In the hermitage’s small stone chapel, visitors light candles and leave prayers on scraps of paper under the altar. Outside, a courtyard overlooks the rugged valley below.
Escobar’s quarters include an office where he has hand tools, a desk, a basket filled with small vials of holy oil to dispense to guests, and a shelf full of religious and linguistic texts with a human skull perched disconcertingly on top. Below, he has a small sleeping chamber with an ascetic’s bed–a thin foam pad covered by a board, with a stone as a pillow.
The hermit says his daily routine requires 14 hours of prayer, three hours of work, two hours of study, and five hours of sleep, and he adheres to a vegetarian diet.
“I eat only from my garden–potatoes, beans, everything,” Escobar says. An assertion that was somewhat contradicted soon thereafter when a group of women from the nearby town of Bcharre arrived to bring him a sack of provisions, including a bag of potato chips.
In the winter, the sanctuary might get no visitors in the course of a day. In the summer, hundreds, the hermit says. Some descend from the village of Hawqa, a 20-minute trek via a steep set of stone stairs. Others hike up from longer routes traversing the valley.
The visitors have come in increasing numbers since the creation of the Lebanon Mountain Trail in 2007, a 290-mile (470-kilometer) trail spanning the country from north to south. The trail does not pass directly by Escobar’s hermitage, but hikers often take the 45-minute detour to ascend to the chapel in hopes of meeting him, including during annual through-hikes organized by the Lebanon Mountain Trail Association.
Martine Btaich, president of the association, said Escobar’s enclave is one of many sites that has gotten more exposure since the trail was completed. The growing culture of hiking and ecotourism among the Lebanese, she says, has provided a buffer against the fluctuations of foreign tourism.
“Lebanese are more interested in getting to know their country now,” she says, “and I think it’s a resilience card against all the turmoil in the region.”
Some of Escobar’s visitors come to ask for his blessing for newborn babies or engagements—or, in one case, for a man in a wheelchair who was carried to the chapel by four people. Others are simply curious to meet the unusual hermit.
Georges Zgheib, a tour guide who has been working in the Qadisha Valley since 2006, said he often brings groups to the chapel, although whether they meet the hermit or not is a matter of luck.

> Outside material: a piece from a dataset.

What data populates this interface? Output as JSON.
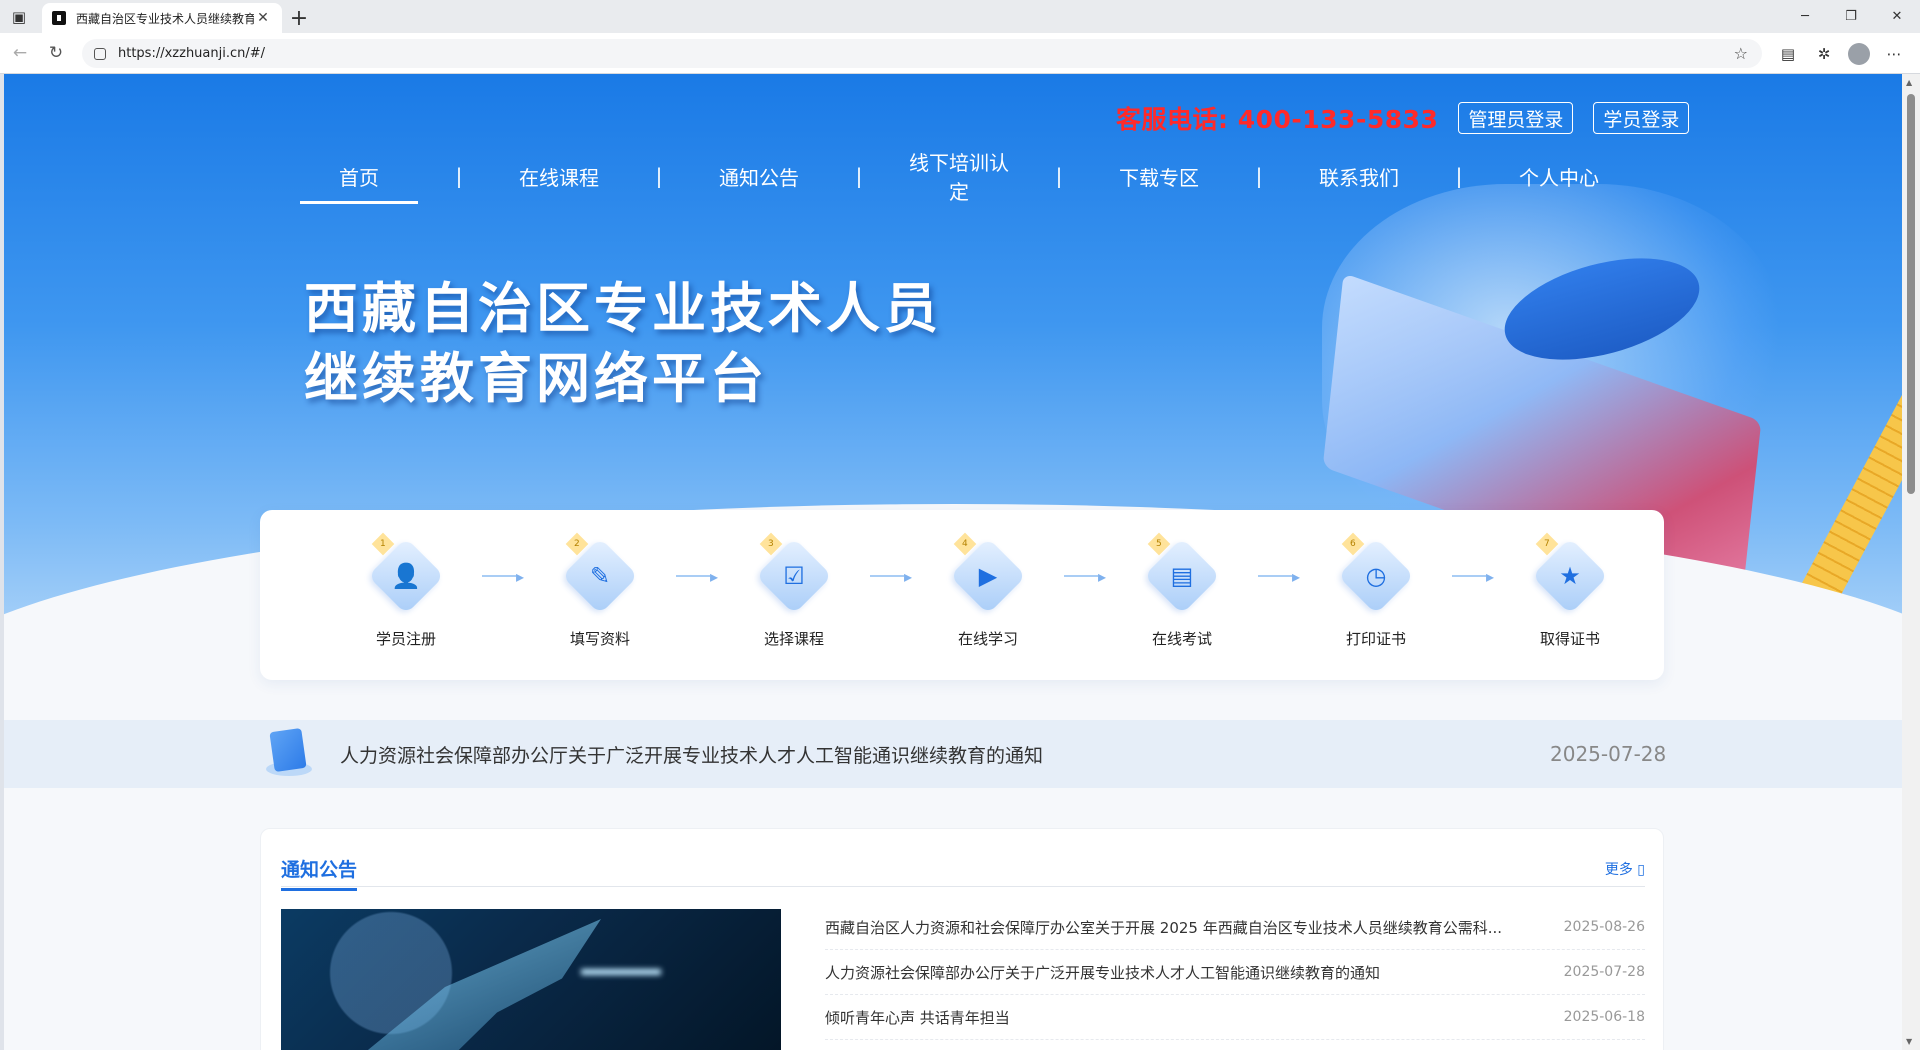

“It’s up to his mood,” Zgheib said. “Sometimes if he’s out, he barely speaks to people. Sometimes he laughs and tells jokes, and people laugh with him.”
The hermit is particularly known for his tendency to make lecherous jokes to attractive female visitors. “You stay here and I’m going to buy a pillow, a good pillow,” he told one of them, as he showed the guests his sleeping quarters.
A younger, Lebanese monk, also lives in the valley, Zgheib said, but he is more traditional in his ways than Escobar.
“That one, he doesn’t speak to people,” Zgheib says. “Never.”
A third hermit grew too elderly and infirm for the solitary life and was taken in at the monastery of St. Anthony. Escobar said that will eventually be his fate as well.
“I want to stay here for good, but if I am a very old man, the superiors take them then to the convent,” he says.
But for now, the devout and the curious can still find the unusual hermit of the Qadisha Valley in his mountain sanctuary.